平成25年11月号
奥田英朗『オリンピックの身代金』を読みながら、昭和39年当時のことを思い出している。
小学校卒業前に早朝マラソンを強制的にやらされ、中学校のバスケ部でも走ることか出来ず、まだデブだった私は、生きる気力がないまま、寝転がってオリンピック中継をテレビで見ていた。
それも、競技のルールに興味を持たず、ただボゥと時間が過ぎていた。
覚えていることは、中原街道の工事の騒音とデブから脱却して男子生徒に優しくされたかった、こと。友達のお姉さんは、夕方になると頭陀袋を持って銀座みゆき通りに行き、早くその仲間に入りたかった。

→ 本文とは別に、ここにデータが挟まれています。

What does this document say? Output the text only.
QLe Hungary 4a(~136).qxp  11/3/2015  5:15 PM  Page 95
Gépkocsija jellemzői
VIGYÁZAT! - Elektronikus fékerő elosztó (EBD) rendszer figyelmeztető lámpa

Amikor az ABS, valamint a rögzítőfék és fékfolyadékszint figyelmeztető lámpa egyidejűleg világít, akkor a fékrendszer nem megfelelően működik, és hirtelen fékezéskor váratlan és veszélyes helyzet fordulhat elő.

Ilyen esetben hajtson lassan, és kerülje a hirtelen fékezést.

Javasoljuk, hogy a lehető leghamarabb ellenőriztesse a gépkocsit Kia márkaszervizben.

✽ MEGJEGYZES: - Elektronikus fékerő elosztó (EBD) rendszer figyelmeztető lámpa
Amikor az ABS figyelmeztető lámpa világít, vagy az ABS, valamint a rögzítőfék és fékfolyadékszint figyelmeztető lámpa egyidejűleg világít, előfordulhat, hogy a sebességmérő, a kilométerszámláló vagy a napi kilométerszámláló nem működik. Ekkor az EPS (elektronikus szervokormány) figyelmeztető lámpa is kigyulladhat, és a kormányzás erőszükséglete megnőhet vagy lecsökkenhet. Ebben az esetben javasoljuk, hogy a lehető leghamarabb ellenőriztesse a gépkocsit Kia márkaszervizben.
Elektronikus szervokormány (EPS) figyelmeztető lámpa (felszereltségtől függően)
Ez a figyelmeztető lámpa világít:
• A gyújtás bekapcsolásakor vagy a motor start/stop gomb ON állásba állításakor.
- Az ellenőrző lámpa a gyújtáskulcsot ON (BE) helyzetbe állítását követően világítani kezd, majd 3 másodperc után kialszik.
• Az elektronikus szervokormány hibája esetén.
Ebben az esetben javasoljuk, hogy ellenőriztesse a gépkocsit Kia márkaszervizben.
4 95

東京五輪で敗戦国日本の復興は目覚しく新幹線もモノレールも武道館も出来て、俄か大都市トウキョウの体裁は整い、残るは、英語でリベートできるようになるだけだった。

昨年から確かに建設業が盛り返し、次のオリンピックを念頭に、建設現場はアジアからの出稼ぎが増え、日本のオタク少年は数日で辞めていく。
オリンピック選手用宿舎がどんな老人ホームに変容するか、変幻自在な力がある日本の建設業を信頼したい。